The University of Illinois Hospital & Health Sciences System, Chicago, reports that it is among a dozen hospitals nationwide that have used a new device designed to aid breathing in amyotrophic lateral sclerosis (ALS) patients without the use of a ventilator. According to the a recent news release, clinical trials of the device, the NeuRx Diaphragm Pacing System, suggested that it may assist ALS patients and chronic hypoventilation breath and sleep, delaying the need for a ventilator for up to 18 months.

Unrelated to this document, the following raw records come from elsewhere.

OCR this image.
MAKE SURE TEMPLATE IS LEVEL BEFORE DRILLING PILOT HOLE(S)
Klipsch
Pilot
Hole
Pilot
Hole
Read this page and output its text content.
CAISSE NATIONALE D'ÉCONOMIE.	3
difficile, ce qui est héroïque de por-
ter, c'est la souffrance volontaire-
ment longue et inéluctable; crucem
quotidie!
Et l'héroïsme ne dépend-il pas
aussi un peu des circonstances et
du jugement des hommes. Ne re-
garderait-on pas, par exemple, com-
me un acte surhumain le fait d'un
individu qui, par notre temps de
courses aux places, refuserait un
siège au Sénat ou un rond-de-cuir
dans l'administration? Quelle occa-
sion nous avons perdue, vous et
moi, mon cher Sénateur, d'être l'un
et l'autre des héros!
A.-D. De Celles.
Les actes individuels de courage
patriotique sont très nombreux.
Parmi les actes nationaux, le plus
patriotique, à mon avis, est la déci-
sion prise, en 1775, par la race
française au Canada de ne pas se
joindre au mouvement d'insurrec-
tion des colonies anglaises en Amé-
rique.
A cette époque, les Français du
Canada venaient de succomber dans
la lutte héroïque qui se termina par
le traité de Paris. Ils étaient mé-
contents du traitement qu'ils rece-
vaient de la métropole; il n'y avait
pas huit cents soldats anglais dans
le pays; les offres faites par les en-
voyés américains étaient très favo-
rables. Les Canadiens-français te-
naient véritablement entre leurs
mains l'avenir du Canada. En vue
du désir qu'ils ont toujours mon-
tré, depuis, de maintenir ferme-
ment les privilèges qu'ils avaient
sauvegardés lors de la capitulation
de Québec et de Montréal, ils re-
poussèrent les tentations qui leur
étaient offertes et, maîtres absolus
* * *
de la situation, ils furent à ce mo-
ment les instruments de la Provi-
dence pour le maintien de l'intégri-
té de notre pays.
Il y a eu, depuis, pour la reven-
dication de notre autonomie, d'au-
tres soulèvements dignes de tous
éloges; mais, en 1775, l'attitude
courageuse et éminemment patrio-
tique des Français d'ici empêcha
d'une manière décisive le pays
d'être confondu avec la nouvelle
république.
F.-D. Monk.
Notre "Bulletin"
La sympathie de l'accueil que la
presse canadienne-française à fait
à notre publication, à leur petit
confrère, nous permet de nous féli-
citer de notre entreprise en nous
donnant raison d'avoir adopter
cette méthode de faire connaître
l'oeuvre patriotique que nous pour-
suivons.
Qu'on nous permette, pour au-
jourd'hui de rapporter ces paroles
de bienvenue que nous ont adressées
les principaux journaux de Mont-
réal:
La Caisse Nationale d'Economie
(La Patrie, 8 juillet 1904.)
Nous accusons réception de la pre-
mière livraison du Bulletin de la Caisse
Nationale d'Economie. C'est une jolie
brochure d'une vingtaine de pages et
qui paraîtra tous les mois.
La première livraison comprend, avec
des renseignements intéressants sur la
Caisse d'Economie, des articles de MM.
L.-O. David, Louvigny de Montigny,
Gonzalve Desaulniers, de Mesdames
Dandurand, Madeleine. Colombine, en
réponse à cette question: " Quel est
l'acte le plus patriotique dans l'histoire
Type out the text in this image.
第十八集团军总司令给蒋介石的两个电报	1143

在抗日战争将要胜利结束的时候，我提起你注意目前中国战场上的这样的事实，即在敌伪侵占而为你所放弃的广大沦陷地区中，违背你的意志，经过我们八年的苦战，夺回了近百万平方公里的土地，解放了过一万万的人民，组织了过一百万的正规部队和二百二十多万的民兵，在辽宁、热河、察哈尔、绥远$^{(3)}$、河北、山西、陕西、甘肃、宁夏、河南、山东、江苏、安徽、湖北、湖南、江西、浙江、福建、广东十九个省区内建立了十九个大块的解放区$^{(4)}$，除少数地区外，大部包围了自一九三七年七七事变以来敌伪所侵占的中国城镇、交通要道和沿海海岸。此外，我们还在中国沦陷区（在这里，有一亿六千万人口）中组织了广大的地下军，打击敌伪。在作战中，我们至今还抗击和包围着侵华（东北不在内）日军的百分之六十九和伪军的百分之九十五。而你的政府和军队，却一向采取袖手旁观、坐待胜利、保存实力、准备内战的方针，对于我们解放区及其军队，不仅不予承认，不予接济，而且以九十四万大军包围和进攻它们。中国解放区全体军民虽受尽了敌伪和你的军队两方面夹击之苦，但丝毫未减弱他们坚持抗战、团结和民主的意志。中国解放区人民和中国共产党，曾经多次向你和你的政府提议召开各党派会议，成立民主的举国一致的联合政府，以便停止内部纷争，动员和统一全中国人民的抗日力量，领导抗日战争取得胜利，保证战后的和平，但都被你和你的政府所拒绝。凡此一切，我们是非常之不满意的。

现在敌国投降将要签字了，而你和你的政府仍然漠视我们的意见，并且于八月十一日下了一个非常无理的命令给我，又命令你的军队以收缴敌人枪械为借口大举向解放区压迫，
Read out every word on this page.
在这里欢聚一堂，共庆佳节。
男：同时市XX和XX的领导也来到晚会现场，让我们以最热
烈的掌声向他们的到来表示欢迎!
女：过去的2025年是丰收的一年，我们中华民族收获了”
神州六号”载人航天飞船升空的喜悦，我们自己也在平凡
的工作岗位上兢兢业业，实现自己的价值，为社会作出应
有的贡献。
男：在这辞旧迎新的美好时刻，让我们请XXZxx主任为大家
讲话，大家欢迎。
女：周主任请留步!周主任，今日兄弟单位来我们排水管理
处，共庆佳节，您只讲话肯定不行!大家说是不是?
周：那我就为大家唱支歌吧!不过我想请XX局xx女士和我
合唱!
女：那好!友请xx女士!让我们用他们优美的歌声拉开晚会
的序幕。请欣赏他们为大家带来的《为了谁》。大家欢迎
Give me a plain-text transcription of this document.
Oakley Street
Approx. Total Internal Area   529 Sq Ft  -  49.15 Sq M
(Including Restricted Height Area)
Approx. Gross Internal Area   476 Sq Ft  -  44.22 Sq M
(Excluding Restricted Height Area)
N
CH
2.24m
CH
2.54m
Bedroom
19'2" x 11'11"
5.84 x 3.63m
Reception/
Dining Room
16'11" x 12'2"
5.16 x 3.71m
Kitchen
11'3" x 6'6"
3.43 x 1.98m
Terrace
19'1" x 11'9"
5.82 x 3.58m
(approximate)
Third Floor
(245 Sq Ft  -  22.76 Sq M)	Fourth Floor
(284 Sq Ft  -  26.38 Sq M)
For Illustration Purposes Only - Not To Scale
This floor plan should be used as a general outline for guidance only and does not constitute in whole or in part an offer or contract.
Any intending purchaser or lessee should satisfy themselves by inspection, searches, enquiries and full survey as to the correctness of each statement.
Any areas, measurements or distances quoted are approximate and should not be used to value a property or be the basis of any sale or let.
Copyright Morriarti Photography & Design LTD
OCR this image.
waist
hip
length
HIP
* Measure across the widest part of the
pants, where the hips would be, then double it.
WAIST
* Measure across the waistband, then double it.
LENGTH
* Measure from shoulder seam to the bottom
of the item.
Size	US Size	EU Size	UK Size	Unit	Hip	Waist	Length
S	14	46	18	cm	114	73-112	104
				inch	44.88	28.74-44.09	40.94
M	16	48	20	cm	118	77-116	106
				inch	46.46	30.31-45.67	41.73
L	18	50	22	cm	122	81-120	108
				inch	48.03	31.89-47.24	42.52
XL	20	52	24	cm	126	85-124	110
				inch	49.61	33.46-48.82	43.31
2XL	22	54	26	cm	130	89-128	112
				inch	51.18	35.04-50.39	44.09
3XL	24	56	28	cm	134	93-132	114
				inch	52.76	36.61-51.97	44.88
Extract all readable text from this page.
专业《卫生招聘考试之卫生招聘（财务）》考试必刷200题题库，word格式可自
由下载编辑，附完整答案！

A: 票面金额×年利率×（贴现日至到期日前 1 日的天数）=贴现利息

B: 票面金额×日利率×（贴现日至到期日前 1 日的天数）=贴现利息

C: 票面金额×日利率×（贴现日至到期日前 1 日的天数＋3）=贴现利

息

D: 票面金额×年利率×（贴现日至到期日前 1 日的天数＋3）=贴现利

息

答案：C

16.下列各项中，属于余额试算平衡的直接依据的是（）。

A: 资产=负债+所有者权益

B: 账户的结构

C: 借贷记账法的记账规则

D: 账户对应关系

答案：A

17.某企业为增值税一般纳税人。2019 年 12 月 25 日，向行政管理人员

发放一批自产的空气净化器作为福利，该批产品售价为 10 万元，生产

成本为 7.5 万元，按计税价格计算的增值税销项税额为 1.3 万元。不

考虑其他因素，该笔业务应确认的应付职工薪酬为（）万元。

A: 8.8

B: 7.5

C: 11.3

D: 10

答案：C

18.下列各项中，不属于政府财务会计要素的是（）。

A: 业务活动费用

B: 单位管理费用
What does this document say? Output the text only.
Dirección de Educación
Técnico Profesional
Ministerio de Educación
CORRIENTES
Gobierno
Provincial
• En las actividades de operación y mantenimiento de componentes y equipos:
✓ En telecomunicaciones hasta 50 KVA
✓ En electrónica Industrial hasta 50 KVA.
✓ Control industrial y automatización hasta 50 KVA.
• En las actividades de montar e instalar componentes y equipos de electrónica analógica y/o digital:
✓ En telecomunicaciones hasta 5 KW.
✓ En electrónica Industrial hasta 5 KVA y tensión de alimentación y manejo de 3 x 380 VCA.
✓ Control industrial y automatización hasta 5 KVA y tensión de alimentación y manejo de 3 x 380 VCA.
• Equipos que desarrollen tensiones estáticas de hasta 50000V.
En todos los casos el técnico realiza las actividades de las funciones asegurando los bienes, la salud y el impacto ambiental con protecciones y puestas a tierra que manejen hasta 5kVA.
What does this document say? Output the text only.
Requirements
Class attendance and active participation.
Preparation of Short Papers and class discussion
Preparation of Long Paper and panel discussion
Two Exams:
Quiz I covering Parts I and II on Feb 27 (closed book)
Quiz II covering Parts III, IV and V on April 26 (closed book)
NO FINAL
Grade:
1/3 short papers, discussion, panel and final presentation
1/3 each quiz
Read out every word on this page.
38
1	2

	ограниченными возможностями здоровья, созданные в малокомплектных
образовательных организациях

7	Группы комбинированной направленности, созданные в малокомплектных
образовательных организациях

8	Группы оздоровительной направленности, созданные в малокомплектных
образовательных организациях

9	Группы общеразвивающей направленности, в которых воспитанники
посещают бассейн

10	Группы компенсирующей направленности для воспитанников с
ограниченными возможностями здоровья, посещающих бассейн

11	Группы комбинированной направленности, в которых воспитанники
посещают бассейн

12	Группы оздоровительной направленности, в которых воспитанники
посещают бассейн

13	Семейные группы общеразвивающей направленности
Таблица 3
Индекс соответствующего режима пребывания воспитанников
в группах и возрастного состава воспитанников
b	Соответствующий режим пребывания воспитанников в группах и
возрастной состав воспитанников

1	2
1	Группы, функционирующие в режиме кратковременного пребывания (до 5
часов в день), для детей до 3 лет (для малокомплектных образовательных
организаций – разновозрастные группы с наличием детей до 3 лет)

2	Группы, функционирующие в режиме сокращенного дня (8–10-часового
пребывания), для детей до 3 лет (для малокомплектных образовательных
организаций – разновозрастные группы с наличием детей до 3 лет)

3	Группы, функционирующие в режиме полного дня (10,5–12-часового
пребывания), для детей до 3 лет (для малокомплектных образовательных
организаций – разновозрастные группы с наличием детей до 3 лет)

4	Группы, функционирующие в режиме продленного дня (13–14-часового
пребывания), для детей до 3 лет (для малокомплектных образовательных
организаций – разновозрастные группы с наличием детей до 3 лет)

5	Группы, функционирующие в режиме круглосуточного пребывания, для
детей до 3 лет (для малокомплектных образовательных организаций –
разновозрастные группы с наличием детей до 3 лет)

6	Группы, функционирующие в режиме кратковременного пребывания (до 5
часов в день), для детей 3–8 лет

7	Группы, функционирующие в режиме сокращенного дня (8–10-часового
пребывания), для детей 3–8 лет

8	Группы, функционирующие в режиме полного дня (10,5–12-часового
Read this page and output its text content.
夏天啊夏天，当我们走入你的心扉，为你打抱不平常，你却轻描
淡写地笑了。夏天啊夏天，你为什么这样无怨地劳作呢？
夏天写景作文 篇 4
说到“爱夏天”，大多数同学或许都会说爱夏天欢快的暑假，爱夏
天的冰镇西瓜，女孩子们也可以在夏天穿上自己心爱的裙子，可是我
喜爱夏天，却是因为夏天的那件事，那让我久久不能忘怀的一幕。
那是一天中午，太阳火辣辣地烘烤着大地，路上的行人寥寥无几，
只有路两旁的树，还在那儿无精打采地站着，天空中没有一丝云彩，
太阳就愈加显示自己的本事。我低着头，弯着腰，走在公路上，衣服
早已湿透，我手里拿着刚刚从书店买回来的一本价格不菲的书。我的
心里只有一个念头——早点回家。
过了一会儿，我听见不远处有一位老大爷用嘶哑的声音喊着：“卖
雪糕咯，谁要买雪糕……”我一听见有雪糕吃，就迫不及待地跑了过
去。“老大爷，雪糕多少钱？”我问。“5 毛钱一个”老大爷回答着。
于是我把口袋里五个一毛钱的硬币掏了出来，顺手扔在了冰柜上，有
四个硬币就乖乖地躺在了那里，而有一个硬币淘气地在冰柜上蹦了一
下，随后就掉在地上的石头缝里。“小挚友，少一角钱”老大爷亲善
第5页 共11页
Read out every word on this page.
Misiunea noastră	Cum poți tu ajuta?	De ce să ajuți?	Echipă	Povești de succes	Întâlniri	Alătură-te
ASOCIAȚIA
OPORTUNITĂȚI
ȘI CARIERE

The University of Illinois Hospital & Health Sciences System notes that patient Angela Thompson, aged 41 years old has had the FDA approved device surgically implanted. “It works similar to a heart pacemaker. The device helps patients breathe easier by conditioning the diaphragm muscle through electrical stimulation,” explains Khaled Abdelhady, MD, FRSC, MSc, assistant professor of cardiothoracic surgery at UIC. Abdelhady reportedly participated in the early development of the device and led the surgical team that performed Thompson’s procedure. 

The NeuRx Diaphragm Pacing System is designed to provide electric stimulation to the muscle and nerves in the diaphragm. Upon stimulation, the contraction of the diaphragm conditions the muscles, ultimately improving resistance to fatigue under normal exertion. 

Thompson adds that she hopes other ALS patients will also benefit from the device.